The shooting one month ago at Stoneman Douglas High School in Parkland, Florida left 17 students and educators dead. Students who survived that shooting basically created a new anti-gun violence movement. They have been going on the news, they have been going to their local governments.

Related content: Everything to know about the National School Walkout on March 14

They have been so visible, and that shooting was so terrible, the feeling has spread to students in many other states. Since they are in high school, they are old enough to remember the tragedy at Sandy Hook Elementary. After that, there was an attempt at federal gun reform, but it did not work.

At New Haven’s Sound School, they read poetry written by students at Stoneman Douglas, students tired and scared of inaction by adults.

“That’s why we’ve started a lot of these peaceful protests and all of that because they’re tired of not seeing anything done and losing their friends to it,” said Sound School student Elizabeth Fontana.

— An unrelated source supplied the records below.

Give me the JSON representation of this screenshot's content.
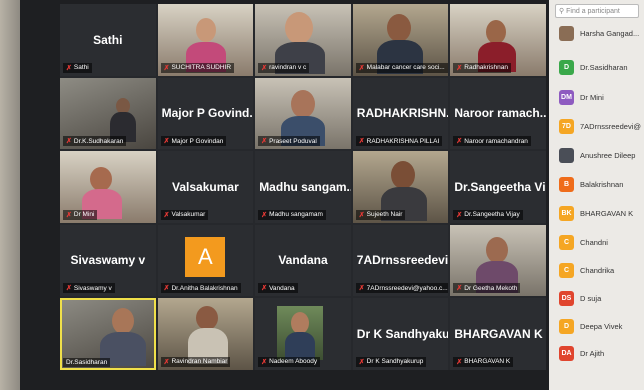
{
  "search": {
    "placeholder": "Find a participant"
  },
  "tiles": [
    {
      "center": "Sathi",
      "tag": "Sathi"
    },
    {
      "center": "",
      "tag": "SUCHITRA SUDHIR"
    },
    {
      "center": "",
      "tag": "ravindran v c"
    },
    {
      "center": "",
      "tag": "Malabar cancer care soci..."
    },
    {
      "center": "",
      "tag": "Radhakrishnan"
    },
    {
      "center": "",
      "tag": "Dr.K.Sudhakaran"
    },
    {
      "center": "Major P Govind...",
      "tag": "Major P Govindan"
    },
    {
      "center": "",
      "tag": "Praseet Poduval"
    },
    {
      "center": "RADHAKRISHN...",
      "tag": "RADHAKRISHNA PILLAI"
    },
    {
      "center": "Naroor ramach...",
      "tag": "Naroor ramachandran"
    },
    {
      "center": "",
      "tag": "Dr Mini"
    },
    {
      "center": "Valsakumar",
      "tag": "Valsakumar"
    },
    {
      "center": "Madhu sangam...",
      "tag": "Madhu sangamam"
    },
    {
      "center": "",
      "tag": "Sujeeth Nair"
    },
    {
      "center": "Dr.Sangeetha Vi...",
      "tag": "Dr.Sangeetha Vijay"
    },
    {
      "center": "Sivaswamy v",
      "tag": "Sivaswamy v"
    },
    {
      "center": "",
      "tag": "Dr.Anitha Balakrishnan",
      "avatar": "A"
    },
    {
      "center": "Vandana",
      "tag": "Vandana"
    },
    {
      "center": "7ADrnssreedevi...",
      "tag": "7ADrnssreedevi@yahoo.c..."
    },
    {
      "center": "",
      "tag": "Dr Geetha Mekoth"
    },
    {
      "center": "",
      "tag": "Dr.Sasidharan"
    },
    {
      "center": "",
      "tag": "Ravindran Nambiar"
    },
    {
      "center": "",
      "tag": "Nadeem Aboody"
    },
    {
      "center": "Dr K Sandhyaku...",
      "tag": "Dr K Sandhyakurup"
    },
    {
      "center": "BHARGAVAN K",
      "tag": "BHARGAVAN K"
    }
  ],
  "participants": [
    {
      "initials": "",
      "name": "Harsha Gangad...",
      "color": "#8a6d55"
    },
    {
      "initials": "D",
      "name": "Dr.Sasidharan",
      "color": "#3aa84a"
    },
    {
      "initials": "DM",
      "name": "Dr Mini",
      "color": "#8e5bc0"
    },
    {
      "initials": "7D",
      "name": "7ADrnssreedevi@",
      "color": "#f5a623"
    },
    {
      "initials": "",
      "name": "Anushree Dileep",
      "color": "#4a4e57"
    },
    {
      "initials": "B",
      "name": "Balakrishnan",
      "color": "#ef6c1a"
    },
    {
      "initials": "BK",
      "name": "BHARGAVAN K",
      "color": "#f5a623"
    },
    {
      "initials": "C",
      "name": "Chandni",
      "color": "#f5a623"
    },
    {
      "initials": "C",
      "name": "Chandrika",
      "color": "#f5a623"
    },
    {
      "initials": "DS",
      "name": "D suja",
      "color": "#e0452e"
    },
    {
      "initials": "D",
      "name": "Deepa Vivek",
      "color": "#f5a623"
    },
    {
      "initials": "DA",
      "name": "Dr Ajith",
      "color": "#e0452e"
    }
  ]
}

Wheeler High in North Stonington was one of many schools opting for a walk-in. Students gathered together inside the school to share their feelings about gun violence.

“It shouldn’t happen to anybody, but kids especially, where you think it’s the most important place, most safest place to be is a school,” said Wheeler high junior Richard Pesante.

Related content: 7,000 children’s shoes laid out on Capitol lawn to honor lives lost to gun violence

Again and again, however, shootings proved that school is not the safest place. Previous attempts at reforming federal gun legislation have failed. Today’s high school students believe it will be different this time.

“The youth, us, students across the country are going to step up to the charge where the adults have failed,” Ramarttan said.

Some of the adults reminded students that speaking out is important, but there is something that might be even more effective. Anyone who turns 18 before November 6th can register to vote in this year’s election.